Грибуль - Санд Жорж - Страница 5
- Предыдущая
- 5/12
- Следующая
Господин Шмель принял Грибуля очень хорошо. Он велел одеть его в богатое платье, дал ему прекрасную комнату, посадил обедать с собою за один стол и приставил служить ему трех пажей. Потом он стал учить его магии.
Но Грибуль не делал больших успехов. Его заставляли писать цифры за цифрами, делать вычисления за вычислениями, а это его нисколько не занимало, тем более, что он не знал, к чему все эти премудрости могут пригодиться. Его богатство также не делало его счастливым, он желал только быть всегда чистым и опрятно одетым.
Господина Шмеля он видел очень мало и то всегда занятого чем-то важным, он трепал его по щеке и говорил: учись цифрам, вычисляй с учителем, которого я к тебе приставил, а когда будешь все это знать, я сам буду твоим учителем и посвящу тебя во все тайны науки.
Грибуль очень желал полюбить господина Шмеля, который делал для него так много добра, но никак не мог в этом успеть. Господин Шмель был шутлив, но не забавен, шумлив, но не весел, и расточителен, но не благотворителен. Никто не знал, о чем он думает, если только он о чем-нибудь думал. Иногда он был груб, но по большей части равнодушен. У него была страсть, противная для Грибуля — есть только мед, сиропы и разные сласти, что, впрочем, не мешало ему толстеть и жиреть. Ел он с жадностью и чрезвычайно неопрятно. Грибуль не любил его целовать, потому что борода его была всегда в сахаре. Но несмотря на свои огромные расходы, господин Шмель день ото дня становился богаче.
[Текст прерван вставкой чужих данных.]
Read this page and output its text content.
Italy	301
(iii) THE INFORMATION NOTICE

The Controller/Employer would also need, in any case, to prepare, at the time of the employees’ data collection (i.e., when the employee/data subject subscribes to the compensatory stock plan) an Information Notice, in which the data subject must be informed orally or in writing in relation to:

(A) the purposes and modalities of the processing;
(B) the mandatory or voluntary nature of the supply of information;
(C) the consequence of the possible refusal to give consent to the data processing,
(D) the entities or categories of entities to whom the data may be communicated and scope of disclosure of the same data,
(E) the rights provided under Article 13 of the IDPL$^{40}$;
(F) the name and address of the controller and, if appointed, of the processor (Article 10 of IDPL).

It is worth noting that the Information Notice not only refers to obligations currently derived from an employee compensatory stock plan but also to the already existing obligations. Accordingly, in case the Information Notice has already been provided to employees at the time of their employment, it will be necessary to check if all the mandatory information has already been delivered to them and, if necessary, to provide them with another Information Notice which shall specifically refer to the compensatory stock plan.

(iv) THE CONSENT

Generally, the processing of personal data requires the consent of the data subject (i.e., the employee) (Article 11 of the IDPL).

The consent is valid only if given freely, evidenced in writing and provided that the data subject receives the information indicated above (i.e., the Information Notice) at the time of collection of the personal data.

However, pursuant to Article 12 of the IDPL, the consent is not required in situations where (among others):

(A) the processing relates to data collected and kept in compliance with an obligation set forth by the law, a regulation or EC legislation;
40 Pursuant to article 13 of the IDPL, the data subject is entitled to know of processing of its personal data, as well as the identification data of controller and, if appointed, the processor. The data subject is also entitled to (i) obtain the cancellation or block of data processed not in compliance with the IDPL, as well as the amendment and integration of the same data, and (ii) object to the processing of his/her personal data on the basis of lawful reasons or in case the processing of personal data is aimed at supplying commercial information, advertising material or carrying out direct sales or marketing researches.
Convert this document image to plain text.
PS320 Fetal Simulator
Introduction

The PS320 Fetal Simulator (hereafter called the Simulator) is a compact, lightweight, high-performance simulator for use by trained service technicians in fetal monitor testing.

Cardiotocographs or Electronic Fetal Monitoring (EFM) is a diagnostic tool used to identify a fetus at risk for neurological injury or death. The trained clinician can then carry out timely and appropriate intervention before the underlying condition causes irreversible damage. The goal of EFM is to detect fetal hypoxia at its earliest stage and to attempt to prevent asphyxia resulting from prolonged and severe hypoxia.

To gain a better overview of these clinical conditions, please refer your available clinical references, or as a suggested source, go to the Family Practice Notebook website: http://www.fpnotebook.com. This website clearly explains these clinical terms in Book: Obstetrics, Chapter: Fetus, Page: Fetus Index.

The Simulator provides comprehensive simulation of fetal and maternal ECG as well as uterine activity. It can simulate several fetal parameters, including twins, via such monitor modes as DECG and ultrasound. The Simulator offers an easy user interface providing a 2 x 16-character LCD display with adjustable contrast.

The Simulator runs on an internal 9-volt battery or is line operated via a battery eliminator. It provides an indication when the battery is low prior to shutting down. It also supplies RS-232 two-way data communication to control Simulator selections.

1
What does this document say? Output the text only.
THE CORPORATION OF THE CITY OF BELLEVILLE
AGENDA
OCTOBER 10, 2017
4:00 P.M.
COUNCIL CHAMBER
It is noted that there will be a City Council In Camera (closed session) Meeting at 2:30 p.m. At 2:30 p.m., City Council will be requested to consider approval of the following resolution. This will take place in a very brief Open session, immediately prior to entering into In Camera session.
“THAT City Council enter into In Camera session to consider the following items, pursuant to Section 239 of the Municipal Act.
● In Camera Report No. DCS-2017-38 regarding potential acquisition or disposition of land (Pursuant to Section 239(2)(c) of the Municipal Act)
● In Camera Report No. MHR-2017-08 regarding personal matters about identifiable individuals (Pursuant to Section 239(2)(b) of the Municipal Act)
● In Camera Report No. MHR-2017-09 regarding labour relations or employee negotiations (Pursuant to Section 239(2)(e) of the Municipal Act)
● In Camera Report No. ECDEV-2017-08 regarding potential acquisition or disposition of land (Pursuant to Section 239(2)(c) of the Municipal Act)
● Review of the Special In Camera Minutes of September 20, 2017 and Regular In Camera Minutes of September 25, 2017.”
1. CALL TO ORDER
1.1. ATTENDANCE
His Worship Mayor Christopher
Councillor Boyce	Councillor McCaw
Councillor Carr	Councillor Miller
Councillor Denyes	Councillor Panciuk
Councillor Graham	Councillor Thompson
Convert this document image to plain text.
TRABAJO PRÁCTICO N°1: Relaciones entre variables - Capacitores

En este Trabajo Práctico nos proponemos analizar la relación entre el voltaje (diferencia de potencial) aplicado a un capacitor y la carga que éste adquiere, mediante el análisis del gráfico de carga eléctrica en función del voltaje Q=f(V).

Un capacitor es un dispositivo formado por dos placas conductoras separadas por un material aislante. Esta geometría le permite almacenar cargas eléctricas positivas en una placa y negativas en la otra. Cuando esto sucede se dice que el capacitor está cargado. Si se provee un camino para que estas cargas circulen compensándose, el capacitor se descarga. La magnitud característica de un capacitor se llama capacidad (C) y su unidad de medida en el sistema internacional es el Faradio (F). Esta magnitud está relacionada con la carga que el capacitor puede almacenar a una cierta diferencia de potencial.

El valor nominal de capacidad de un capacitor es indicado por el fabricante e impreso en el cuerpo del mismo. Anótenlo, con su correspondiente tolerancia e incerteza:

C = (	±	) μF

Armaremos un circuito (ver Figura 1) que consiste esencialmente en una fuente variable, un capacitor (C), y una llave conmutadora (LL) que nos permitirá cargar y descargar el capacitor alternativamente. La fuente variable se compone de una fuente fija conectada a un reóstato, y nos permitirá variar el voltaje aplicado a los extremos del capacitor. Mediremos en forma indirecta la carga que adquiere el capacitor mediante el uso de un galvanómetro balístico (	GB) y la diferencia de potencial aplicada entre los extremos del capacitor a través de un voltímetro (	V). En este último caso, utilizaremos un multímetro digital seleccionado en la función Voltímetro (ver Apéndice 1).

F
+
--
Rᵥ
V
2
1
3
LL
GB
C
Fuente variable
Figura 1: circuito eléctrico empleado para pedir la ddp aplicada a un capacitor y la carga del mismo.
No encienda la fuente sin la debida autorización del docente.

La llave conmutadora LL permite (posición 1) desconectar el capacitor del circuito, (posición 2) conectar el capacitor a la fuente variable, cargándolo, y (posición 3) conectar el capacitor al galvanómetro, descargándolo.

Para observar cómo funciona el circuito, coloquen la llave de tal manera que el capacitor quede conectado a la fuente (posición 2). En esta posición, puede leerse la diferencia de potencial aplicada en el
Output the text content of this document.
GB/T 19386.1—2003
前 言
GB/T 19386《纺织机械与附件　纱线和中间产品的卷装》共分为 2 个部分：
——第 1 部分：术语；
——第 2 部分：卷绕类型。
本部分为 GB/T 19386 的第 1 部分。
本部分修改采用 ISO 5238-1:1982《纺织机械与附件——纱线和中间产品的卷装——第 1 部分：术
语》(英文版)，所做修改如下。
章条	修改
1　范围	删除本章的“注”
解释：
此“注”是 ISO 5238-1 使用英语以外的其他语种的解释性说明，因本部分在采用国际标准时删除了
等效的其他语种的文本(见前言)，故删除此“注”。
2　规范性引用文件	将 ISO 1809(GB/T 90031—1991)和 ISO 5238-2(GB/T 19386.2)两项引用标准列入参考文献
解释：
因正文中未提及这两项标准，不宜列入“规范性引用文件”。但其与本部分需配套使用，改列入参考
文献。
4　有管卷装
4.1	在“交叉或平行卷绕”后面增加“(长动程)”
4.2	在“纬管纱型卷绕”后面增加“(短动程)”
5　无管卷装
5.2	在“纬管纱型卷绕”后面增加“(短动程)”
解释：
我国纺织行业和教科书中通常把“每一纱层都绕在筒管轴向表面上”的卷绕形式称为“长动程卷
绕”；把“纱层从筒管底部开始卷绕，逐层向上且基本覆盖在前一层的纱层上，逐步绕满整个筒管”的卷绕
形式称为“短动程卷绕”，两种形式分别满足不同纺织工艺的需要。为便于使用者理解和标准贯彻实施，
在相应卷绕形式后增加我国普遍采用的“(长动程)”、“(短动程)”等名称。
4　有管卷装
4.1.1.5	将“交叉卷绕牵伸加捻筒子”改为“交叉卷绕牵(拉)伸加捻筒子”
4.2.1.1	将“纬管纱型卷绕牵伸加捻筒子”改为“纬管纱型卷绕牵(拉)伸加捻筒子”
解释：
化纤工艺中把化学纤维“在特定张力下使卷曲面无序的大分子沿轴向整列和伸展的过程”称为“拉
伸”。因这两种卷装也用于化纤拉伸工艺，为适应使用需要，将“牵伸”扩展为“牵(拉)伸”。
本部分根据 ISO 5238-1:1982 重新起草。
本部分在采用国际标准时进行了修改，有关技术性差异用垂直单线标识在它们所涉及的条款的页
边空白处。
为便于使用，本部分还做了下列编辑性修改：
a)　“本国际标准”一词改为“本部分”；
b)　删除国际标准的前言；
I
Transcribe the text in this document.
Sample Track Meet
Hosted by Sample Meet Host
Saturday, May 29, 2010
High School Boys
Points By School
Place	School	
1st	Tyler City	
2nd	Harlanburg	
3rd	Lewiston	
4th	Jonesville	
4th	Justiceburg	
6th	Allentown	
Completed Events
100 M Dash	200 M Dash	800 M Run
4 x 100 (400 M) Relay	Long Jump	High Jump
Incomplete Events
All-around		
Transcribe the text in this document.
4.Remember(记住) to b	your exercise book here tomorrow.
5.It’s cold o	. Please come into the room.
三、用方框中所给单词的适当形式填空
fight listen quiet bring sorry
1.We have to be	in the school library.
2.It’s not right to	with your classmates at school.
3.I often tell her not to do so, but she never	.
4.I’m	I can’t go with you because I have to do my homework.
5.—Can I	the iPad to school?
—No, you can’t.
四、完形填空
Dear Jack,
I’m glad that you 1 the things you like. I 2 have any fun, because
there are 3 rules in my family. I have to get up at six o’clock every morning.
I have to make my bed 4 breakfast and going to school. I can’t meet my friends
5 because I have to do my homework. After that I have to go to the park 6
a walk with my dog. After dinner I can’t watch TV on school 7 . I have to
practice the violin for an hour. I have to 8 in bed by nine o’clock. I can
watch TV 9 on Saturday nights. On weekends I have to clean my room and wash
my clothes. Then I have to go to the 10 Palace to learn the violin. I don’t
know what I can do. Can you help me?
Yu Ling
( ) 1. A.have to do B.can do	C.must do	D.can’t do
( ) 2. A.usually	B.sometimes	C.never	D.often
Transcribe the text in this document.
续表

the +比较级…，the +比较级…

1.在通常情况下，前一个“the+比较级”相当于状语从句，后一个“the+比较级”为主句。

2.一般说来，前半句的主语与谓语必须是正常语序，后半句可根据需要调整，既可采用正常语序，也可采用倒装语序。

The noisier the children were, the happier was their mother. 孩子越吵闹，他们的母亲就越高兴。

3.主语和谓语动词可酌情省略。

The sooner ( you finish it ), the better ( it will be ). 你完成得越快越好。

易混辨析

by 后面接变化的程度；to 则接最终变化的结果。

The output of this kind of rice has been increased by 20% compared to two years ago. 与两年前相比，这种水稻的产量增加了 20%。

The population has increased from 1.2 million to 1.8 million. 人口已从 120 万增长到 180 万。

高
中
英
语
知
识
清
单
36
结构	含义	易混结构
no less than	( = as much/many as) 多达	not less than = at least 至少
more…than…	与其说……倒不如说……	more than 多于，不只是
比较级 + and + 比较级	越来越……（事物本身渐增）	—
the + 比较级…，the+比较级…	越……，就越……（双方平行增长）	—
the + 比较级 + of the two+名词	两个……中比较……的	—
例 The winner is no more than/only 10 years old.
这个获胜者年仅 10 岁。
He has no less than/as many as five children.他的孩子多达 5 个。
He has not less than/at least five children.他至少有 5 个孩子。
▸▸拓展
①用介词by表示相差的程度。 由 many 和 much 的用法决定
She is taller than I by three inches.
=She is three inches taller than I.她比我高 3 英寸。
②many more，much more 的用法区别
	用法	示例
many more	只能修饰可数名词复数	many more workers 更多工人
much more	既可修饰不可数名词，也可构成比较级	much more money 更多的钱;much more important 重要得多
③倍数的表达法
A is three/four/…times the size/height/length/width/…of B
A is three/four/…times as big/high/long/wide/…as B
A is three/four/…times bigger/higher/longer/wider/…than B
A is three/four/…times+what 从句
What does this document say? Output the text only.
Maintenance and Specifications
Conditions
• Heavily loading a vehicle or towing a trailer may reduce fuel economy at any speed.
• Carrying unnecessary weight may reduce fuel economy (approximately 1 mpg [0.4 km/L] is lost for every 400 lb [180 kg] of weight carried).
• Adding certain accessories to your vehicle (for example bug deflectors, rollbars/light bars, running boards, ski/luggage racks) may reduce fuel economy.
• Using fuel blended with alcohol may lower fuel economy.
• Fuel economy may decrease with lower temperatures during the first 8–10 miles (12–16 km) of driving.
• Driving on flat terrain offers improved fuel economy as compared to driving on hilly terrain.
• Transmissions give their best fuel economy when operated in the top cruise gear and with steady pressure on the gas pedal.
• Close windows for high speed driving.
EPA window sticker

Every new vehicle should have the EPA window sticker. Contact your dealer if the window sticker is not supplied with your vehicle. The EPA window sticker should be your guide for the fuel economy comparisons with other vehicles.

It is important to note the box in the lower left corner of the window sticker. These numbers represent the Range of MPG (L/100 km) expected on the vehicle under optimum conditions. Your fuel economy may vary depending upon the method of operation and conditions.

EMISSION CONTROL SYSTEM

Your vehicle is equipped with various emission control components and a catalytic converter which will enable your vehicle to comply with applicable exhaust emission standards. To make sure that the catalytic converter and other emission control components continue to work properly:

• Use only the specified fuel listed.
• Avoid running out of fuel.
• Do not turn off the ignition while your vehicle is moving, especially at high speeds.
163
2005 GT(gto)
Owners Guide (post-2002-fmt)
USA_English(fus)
Спустя некоторое время в их царство приехала прекрасная и богатая княжна с царицей, своей матерью, чтобы выйти замуж за господина Шмеля. Дело было скоро кончено. Праздники по этому случаю давались великолепные, пригласили и царя, который остался очень доволен, что присутствовал на свадьбе, а после свадьбы оказалось, что господин Шмель сделался вдвое богаче против прежнего.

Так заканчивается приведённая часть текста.